Updated

An Uber driver who was charged with taking part in a bold cargo-truck heist of 23,000 Apple iPhones worth $7 million was acquitted by a Miami federal jury last week.

Eloy Garcia, who arrived from Cuba in recent years, was found not guilty of conspiring to receive the stolen iPhones and possessing hundreds that he was accused of trying to sell to a confidential FBI informant during the summer of 2016.

Seven other Miami-Dade men pleaded guilty to carrying out the heist of the iPhones that had been shipped to Latin America from China via the Miami International Airport. However, Garcia, 43, had opted to go to trial.

“He was absolutely and totally clueless” about the criminal activity, Garcia’s defense attorney Douglas Williams told the Miami Herald on Wednesday.

According to Williams, his client is walking free because he was able to show that Garcia was only taking orders from a Cuban boyhood friend who had been implicated in the heist and pleaded guilty.

Rasiel Perez, who was sentenced to a year in prison, told the court that Garcia “did anything and everything” he was asked when it came to the iPhones because of their close friendship. He also testified that his childhood friend had no idea the valuable merchandise was stolen, the Herald reported.

According to the indictment, one of the suspects used a fake ID and a doctored tractor-trailer truck that was made to look like a legitimate business vehicle to take $6.7 million worth of Apple iPhones out of the LAN Cargo lot at the Miami airport in early April 2016.

The thieves kept the phones in rental storage units and began slowly selling the phones. By late May of that year, they had sold 100 photos for $12,500 before picking up the pace.

They managed to sell 600 cellphones before they were caught in late October 2016.

The eight defendants faced counts of conspiracy to steal goods from an interstate or foreign shipment, theft, possession and conspiracy to receive the stolen merchandise.

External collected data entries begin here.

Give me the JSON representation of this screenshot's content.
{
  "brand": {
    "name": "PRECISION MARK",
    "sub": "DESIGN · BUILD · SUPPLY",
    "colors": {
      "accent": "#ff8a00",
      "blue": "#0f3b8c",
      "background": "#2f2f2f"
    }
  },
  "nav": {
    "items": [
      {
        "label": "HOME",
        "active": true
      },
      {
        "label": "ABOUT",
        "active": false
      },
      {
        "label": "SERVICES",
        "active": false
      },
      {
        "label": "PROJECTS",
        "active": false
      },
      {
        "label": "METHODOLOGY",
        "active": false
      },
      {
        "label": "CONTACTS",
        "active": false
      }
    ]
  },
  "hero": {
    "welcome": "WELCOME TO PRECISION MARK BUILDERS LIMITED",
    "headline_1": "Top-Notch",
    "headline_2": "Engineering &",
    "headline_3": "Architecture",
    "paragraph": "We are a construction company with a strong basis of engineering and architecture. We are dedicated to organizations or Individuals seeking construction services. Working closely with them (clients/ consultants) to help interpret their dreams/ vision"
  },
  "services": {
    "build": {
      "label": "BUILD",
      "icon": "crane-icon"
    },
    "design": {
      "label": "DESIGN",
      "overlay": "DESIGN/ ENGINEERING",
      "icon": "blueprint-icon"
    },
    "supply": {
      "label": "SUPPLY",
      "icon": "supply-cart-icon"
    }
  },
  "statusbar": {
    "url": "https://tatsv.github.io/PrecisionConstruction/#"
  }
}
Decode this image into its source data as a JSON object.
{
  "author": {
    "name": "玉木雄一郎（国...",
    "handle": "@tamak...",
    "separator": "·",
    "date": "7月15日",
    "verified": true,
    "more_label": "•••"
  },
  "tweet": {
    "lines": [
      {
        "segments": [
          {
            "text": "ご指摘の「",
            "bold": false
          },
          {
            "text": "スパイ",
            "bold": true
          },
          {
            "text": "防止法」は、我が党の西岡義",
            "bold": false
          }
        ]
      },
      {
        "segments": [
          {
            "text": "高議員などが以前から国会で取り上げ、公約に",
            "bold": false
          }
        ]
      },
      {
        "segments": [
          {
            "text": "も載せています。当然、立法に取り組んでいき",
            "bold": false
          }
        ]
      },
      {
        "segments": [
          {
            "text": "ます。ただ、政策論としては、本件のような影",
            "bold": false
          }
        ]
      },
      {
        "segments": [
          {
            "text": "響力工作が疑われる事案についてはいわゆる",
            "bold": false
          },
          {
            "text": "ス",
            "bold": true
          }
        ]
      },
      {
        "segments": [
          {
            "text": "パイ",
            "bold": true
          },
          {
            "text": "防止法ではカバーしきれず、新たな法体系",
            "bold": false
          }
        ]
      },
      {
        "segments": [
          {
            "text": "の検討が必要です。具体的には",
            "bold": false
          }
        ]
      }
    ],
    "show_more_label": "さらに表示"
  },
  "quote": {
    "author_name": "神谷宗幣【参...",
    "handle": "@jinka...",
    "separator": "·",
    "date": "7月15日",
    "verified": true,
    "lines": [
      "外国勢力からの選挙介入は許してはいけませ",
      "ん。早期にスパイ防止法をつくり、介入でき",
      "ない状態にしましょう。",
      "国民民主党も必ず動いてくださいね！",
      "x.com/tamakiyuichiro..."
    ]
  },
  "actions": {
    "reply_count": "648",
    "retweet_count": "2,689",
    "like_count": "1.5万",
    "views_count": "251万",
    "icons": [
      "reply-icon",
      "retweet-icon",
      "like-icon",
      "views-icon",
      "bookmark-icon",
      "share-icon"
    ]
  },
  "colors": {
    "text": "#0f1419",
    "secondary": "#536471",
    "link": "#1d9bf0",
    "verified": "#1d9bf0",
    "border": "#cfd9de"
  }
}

Seven of the defendants – Perez, 46; Yoan Perez, 34; Leonel Padron Bello, 36; Emilio Herrera, 42; Ricardo Gonzalez, 53; Misael Cabrera Ruiz, 38; and Rodolfo Urra, 37 – pleaded guilty to different charges. They received prison sentences ranging from six months to more than three years.

As for Garcia, as a result of his acquittal, he's set to recover about $30,000 that federal agents seized from his home during his October 2016 arrest.

Williams said the money was from his work and savings.